The trust negotiates how much money it needs by predicting how many patients are likely to be treated at QA. That prediction goes to primary care trusts, which commission services.
Steve Gooch, deputy director of finance for PHT, said: ‘We have a contract with commissioners and we will negotiate and try to predict what levels of activity we will have.
‘But we have seen more activity in the emergency department than we had planned.
‘This puts more financial strain on the trust as it said it has to open more wards, buy in more drugs and pay for more staff – all things that add to the pay bill.’
The trust said it also faces pressure as it gets less money from commissioners to provide services than it needs.
‘Our prices are set by the Department of Health, which is one of the reasons why we’re in a deficit,’ added Mr Gooch.
‘We get paid on a per-patient basis and the pressure the trust faces is every year the prices are cut.
‘We have a contract and prices are set nationally – tariffs which are being reduced every year.
‘If we do the same number of patients, our prices have gone down, but the costs to provide the service are going up.
‘We have to put on more staff, the price of drugs goes up, and it goes on like that.
‘So if we had £5,000 last year, then this year we have £4,950, even though we are doing the same amount of work we are getting paid less for it.’
The trust has introduced a raft of measures designed to claw back the deficit – and the trust insists it will have a £4.3m surplus by the end of the financial year next March.
It is looking to hire more full-time staff and reduce using more expensive agency staff, will take steps to ensure it is getting the best deal on clinical supplies and is working with community healthcare providers to make sure patients are going to the right places to ease the burden on A&E.

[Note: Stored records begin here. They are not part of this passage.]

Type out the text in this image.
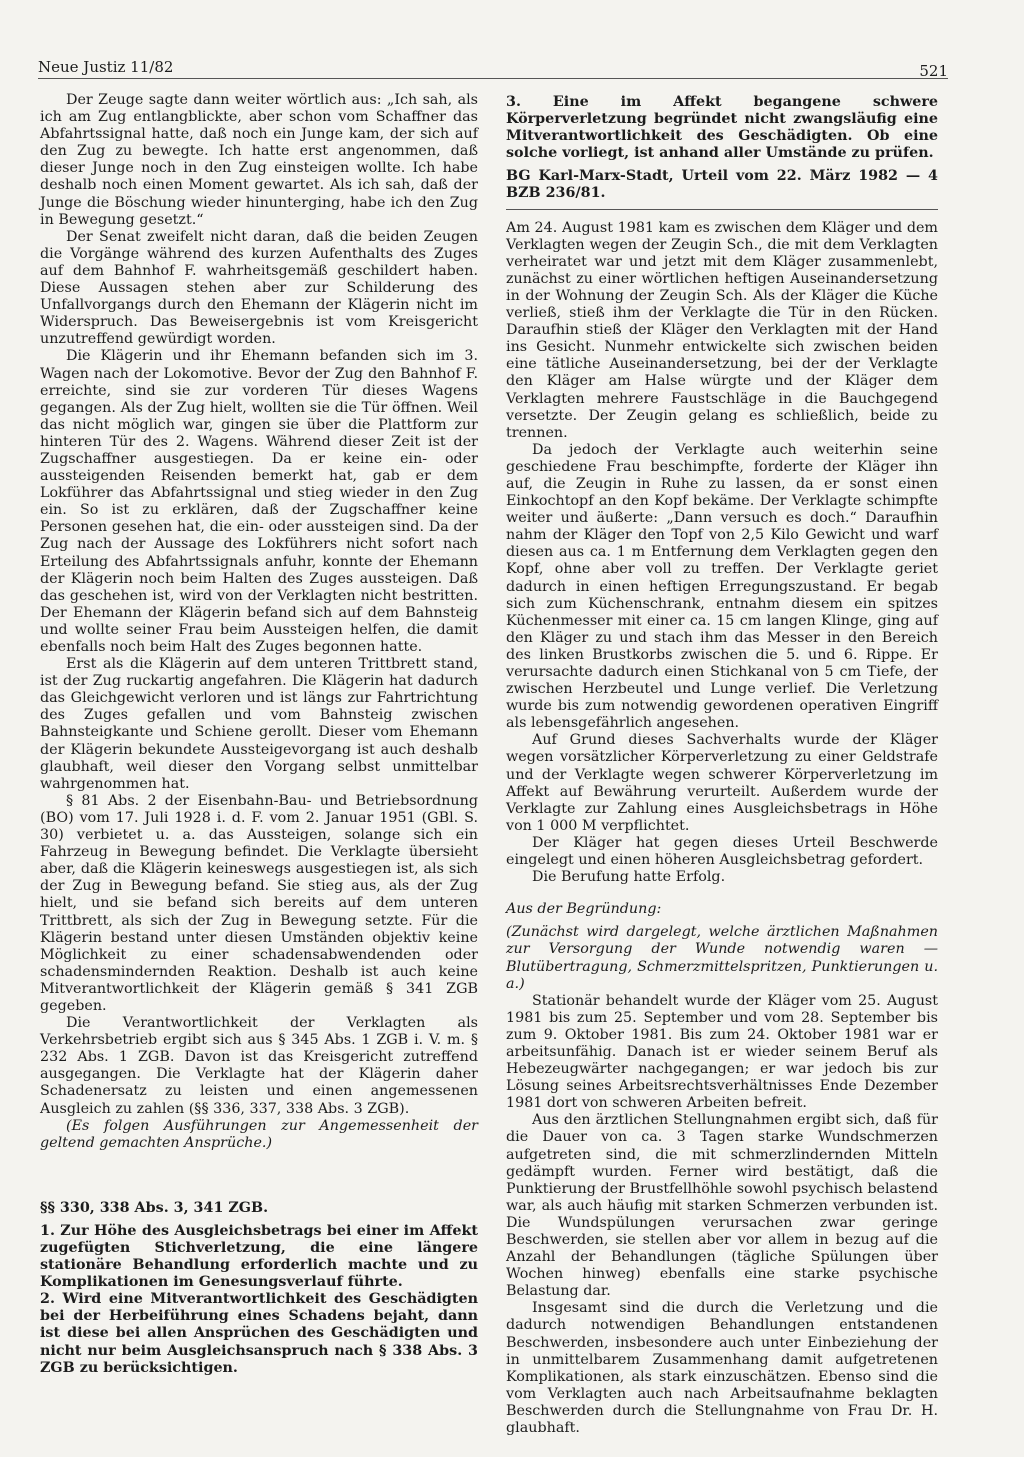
Neue Justiz 11/82	521

Der Zeuge sagte dann weiter wörtlich aus: „Ich sah, als ich am Zug entlangblickte, aber schon vom Schaffner das Abfahrtssignal hatte, daß noch ein Junge kam, der sich auf den Zug zu bewegte. Ich hatte erst angenommen, daß dieser Junge noch in den Zug einsteigen wollte. Ich habe deshalb noch einen Moment gewartet. Als ich sah, daß der Junge die Böschung wieder hinunterging, habe ich den Zug in Bewegung gesetzt.“

Der Senat zweifelt nicht daran, daß die beiden Zeugen die Vorgänge während des kurzen Aufenthalts des Zuges auf dem Bahnhof F. wahrheitsgemäß geschildert haben. Diese Aussagen stehen aber zur Schilderung des Unfallvorgangs durch den Ehemann der Klägerin nicht im Widerspruch. Das Beweisergebnis ist vom Kreisgericht unzutreffend gewürdigt worden.

Die Klägerin und ihr Ehemann befanden sich im 3. Wagen nach der Lokomotive. Bevor der Zug den Bahnhof F. erreichte, sind sie zur vorderen Tür dieses Wagens gegangen. Als der Zug hielt, wollten sie die Tür öffnen. Weil das nicht möglich war, gingen sie über die Plattform zur hinteren Tür des 2. Wagens. Während dieser Zeit ist der Zugschaffner ausgestiegen. Da er keine ein- oder aussteigenden Reisenden bemerkt hat, gab er dem Lokführer das Abfahrtssignal und stieg wieder in den Zug ein. So ist zu erklären, daß der Zugschaffner keine Personen gesehen hat, die ein- oder aussteigen sind. Da der Zug nach der Aussage des Lokführers nicht sofort nach Erteilung des Abfahrtssignals anfuhr, konnte der Ehemann der Klägerin noch beim Halten des Zuges aussteigen. Daß das geschehen ist, wird von der Verklagten nicht bestritten. Der Ehemann der Klägerin befand sich auf dem Bahnsteig und wollte seiner Frau beim Aussteigen helfen, die damit ebenfalls noch beim Halt des Zuges begonnen hatte.

Erst als die Klägerin auf dem unteren Trittbrett stand, ist der Zug ruckartig angefahren. Die Klägerin hat dadurch das Gleichgewicht verloren und ist längs zur Fahrtrichtung des Zuges gefallen und vom Bahnsteig zwischen Bahnsteigkante und Schiene gerollt. Dieser vom Ehemann der Klägerin bekundete Aussteigevorgang ist auch deshalb glaubhaft, weil dieser den Vorgang selbst unmittelbar wahrgenommen hat.

§ 81 Abs. 2 der Eisenbahn-Bau- und Betriebsordnung (BO) vom 17. Juli 1928 i. d. F. vom 2. Januar 1951 (GBl. S. 30) verbietet u. a. das Aussteigen, solange sich ein Fahrzeug in Bewegung befindet. Die Verklagte übersieht aber, daß die Klägerin keineswegs ausgestiegen ist, als sich der Zug in Bewegung befand. Sie stieg aus, als der Zug hielt, und sie befand sich bereits auf dem unteren Trittbrett, als sich der Zug in Bewegung setzte. Für die Klägerin bestand unter diesen Umständen objektiv keine Möglichkeit zu einer schadensabwendenden oder schadensmindernden Reaktion. Deshalb ist auch keine Mitverantwortlichkeit der Klägerin gemäß § 341 ZGB gegeben.

Die Verantwortlichkeit der Verklagten als Verkehrsbetrieb ergibt sich aus § 345 Abs. 1 ZGB i. V. m. § 232 Abs. 1 ZGB. Davon ist das Kreisgericht zutreffend ausgegangen. Die Verklagte hat der Klägerin daher Schadenersatz zu leisten und einen angemessenen Ausgleich zu zahlen (§§ 336, 337, 338 Abs. 3 ZGB).

(Es folgen Ausführungen zur Angemessenheit der geltend gemachten Ansprüche.)

§§ 330, 338 Abs. 3, 341 ZGB.

1. Zur Höhe des Ausgleichsbetrags bei einer im Affekt zugefügten Stichverletzung, die eine längere stationäre Behandlung erforderlich machte und zu Komplikationen im Genesungsverlauf führte.

2. Wird eine Mitverantwortlichkeit des Geschädigten bei der Herbeiführung eines Schadens bejaht, dann ist diese bei allen Ansprüchen des Geschädigten und nicht nur beim Ausgleichsanspruch nach § 338 Abs. 3 ZGB zu berücksichtigen.

3. Eine im Affekt begangene schwere Körperverletzung begründet nicht zwangsläufig eine Mitverantwortlichkeit des Geschädigten. Ob eine solche vorliegt, ist anhand aller Umstände zu prüfen.

BG Karl-Marx-Stadt, Urteil vom 22. März 1982 — 4 BZB 236/81.

Am 24. August 1981 kam es zwischen dem Kläger und dem Verklagten wegen der Zeugin Sch., die mit dem Verklagten verheiratet war und jetzt mit dem Kläger zusammenlebt, zunächst zu einer wörtlichen heftigen Auseinandersetzung in der Wohnung der Zeugin Sch. Als der Kläger die Küche verließ, stieß ihm der Verklagte die Tür in den Rücken. Daraufhin stieß der Kläger den Verklagten mit der Hand ins Gesicht. Nunmehr entwickelte sich zwischen beiden eine tätliche Auseinandersetzung, bei der der Verklagte den Kläger am Halse würgte und der Kläger dem Verklagten mehrere Faustschläge in die Bauchgegend versetzte. Der Zeugin gelang es schließlich, beide zu trennen.

Da jedoch der Verklagte auch weiterhin seine geschiedene Frau beschimpfte, forderte der Kläger ihn auf, die Zeugin in Ruhe zu lassen, da er sonst einen Einkochtopf an den Kopf bekäme. Der Verklagte schimpfte weiter und äußerte: „Dann versuch es doch.“ Daraufhin nahm der Kläger den Topf von 2,5 Kilo Gewicht und warf diesen aus ca. 1 m Entfernung dem Verklagten gegen den Kopf, ohne aber voll zu treffen. Der Verklagte geriet dadurch in einen heftigen Erregungszustand. Er begab sich zum Küchenschrank, entnahm diesem ein spitzes Küchenmesser mit einer ca. 15 cm langen Klinge, ging auf den Kläger zu und stach ihm das Messer in den Bereich des linken Brustkorbs zwischen die 5. und 6. Rippe. Er verursachte dadurch einen Stichkanal von 5 cm Tiefe, der zwischen Herzbeutel und Lunge verlief. Die Verletzung wurde bis zum notwendig gewordenen operativen Eingriff als lebensgefährlich angesehen.

Auf Grund dieses Sachverhalts wurde der Kläger wegen vorsätzlicher Körperverletzung zu einer Geldstrafe und der Verklagte wegen schwerer Körperverletzung im Affekt auf Bewährung verurteilt. Außerdem wurde der Verklagte zur Zahlung eines Ausgleichsbetrags in Höhe von 1 000 M verpflichtet.

Der Kläger hat gegen dieses Urteil Beschwerde eingelegt und einen höheren Ausgleichsbetrag gefordert.

Die Berufung hatte Erfolg.

Aus der Begründung:

(Zunächst wird dargelegt, welche ärztlichen Maßnahmen zur Versorgung der Wunde notwendig waren — Blutübertragung, Schmerzmittelspritzen, Punktierungen u. a.)

Stationär behandelt wurde der Kläger vom 25. August 1981 bis zum 25. September und vom 28. September bis zum 9. Oktober 1981. Bis zum 24. Oktober 1981 war er arbeitsunfähig. Danach ist er wieder seinem Beruf als Hebezeugwärter nachgegangen; er war jedoch bis zur Lösung seines Arbeitsrechtsverhältnisses Ende Dezember 1981 dort von schweren Arbeiten befreit.

Aus den ärztlichen Stellungnahmen ergibt sich, daß für die Dauer von ca. 3 Tagen starke Wundschmerzen aufgetreten sind, die mit schmerzlindernden Mitteln gedämpft wurden. Ferner wird bestätigt, daß die Punktierung der Brustfellhöhle sowohl psychisch belastend war, als auch häufig mit starken Schmerzen verbunden ist. Die Wundspülungen verursachen zwar geringe Beschwerden, sie stellen aber vor allem in bezug auf die Anzahl der Behandlungen (tägliche Spülungen über Wochen hinweg) ebenfalls eine starke psychische Belastung dar.

Insgesamt sind die durch die Verletzung und die dadurch notwendigen Behandlungen entstandenen Beschwerden, insbesondere auch unter Einbeziehung der in unmittelbarem Zusammenhang damit aufgetretenen Komplikationen, als stark einzuschätzen. Ebenso sind die vom Verklagten auch nach Arbeitsaufnahme beklagten Beschwerden durch die Stellungnahme von Frau Dr. H. glaubhaft.
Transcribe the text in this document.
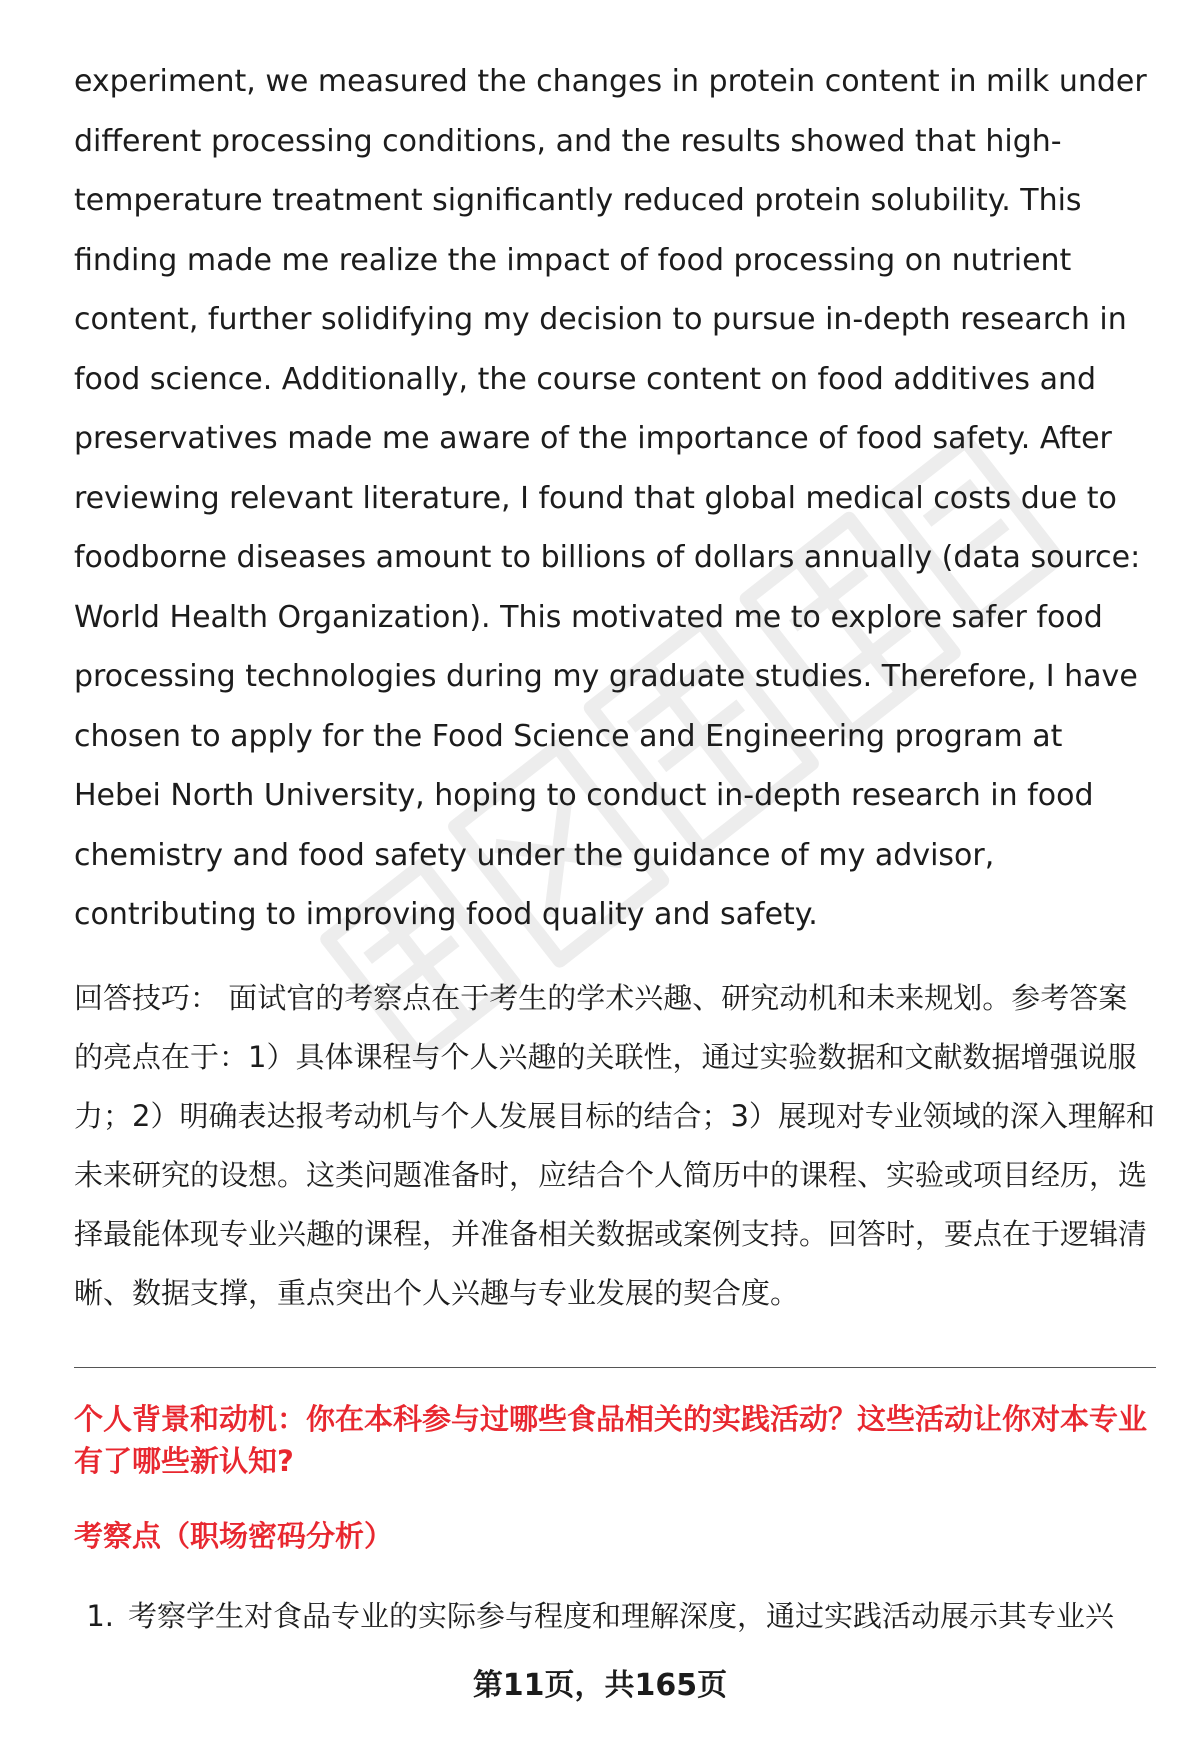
experiment, we measured the changes in protein content in milk under different processing conditions, and the results showed that high-temperature treatment significantly reduced protein solubility. This finding made me realize the impact of food processing on nutrient content, further solidifying my decision to pursue in-depth research in food science. Additionally, the course content on food additives and preservatives made me aware of the importance of food safety. After reviewing relevant literature, I found that global medical costs due to foodborne diseases amount to billions of dollars annually (data source: World Health Organization). This motivated me to explore safer food processing technologies during my graduate studies. Therefore, I have chosen to apply for the Food Science and Engineering program at Hebei North University, hoping to conduct in-depth research in food chemistry and food safety under the guidance of my advisor, contributing to improving food quality and safety.

回答技巧： 面试官的考察点在于考生的学术兴趣、研究动机和未来规划。参考答案的亮点在于：1）具体课程与个人兴趣的关联性，通过实验数据和文献数据增强说服力；2）明确表达报考动机与个人发展目标的结合；3）展现对专业领域的深入理解和未来研究的设想。这类问题准备时，应结合个人简历中的课程、实验或项目经历，选择最能体现专业兴趣的课程，并准备相关数据或案例支持。回答时，要点在于逻辑清晰、数据支撑，重点突出个人兴趣与专业发展的契合度。

个人背景和动机：你在本科参与过哪些食品相关的实践活动？这些活动让你对本专业有了哪些新认知?

考察点（职场密码分析）

1. 考察学生对食品专业的实际参与程度和理解深度，通过实践活动展示其专业兴
第11页，共165页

Penny Mordaunt, MP for Portsmouth North, said she was not convinced enough is being done to sort the situation out.
She said: ‘Although I recognise the health budgets are protected, PHT faces major challenges to become more efficient.
‘Every other institution operates on the same tariff system.
‘It doesn’t add up and I will be meeting up with trust members.
‘I’m sceptical that everything is being done to get the financial management under better control.
‘There isn’t continuous progress exhibited. The trust should be constantly looking at best deals and how administrative costs can be reduced and how new money can be brought in.’
The amount of debt could affect the trust’s bid to get foundation trust status, which if achieved would give the trust more control over budgets and services provided.
Monitor is an independent regulator of trusts applying to become foundation trusts.
One of the criteria Monitor looks for is proof that a trust is financially stable. It looks for a minimum score of three on its scale – but PHT currently has an average score of just 1.35. Mike Hancock, MP for Portsmouth South, said: ‘It is disappointing on both accounts – that the trust is in debt, and that this could impact on its bid to become a foundation trust.
‘But if the trust is paying staff, then it doesn’t have much choice.
‘I would rather see staff in the hospital than keep the debt down by losing staff.
‘The trust needs to make a special case to Monitor about its plight.’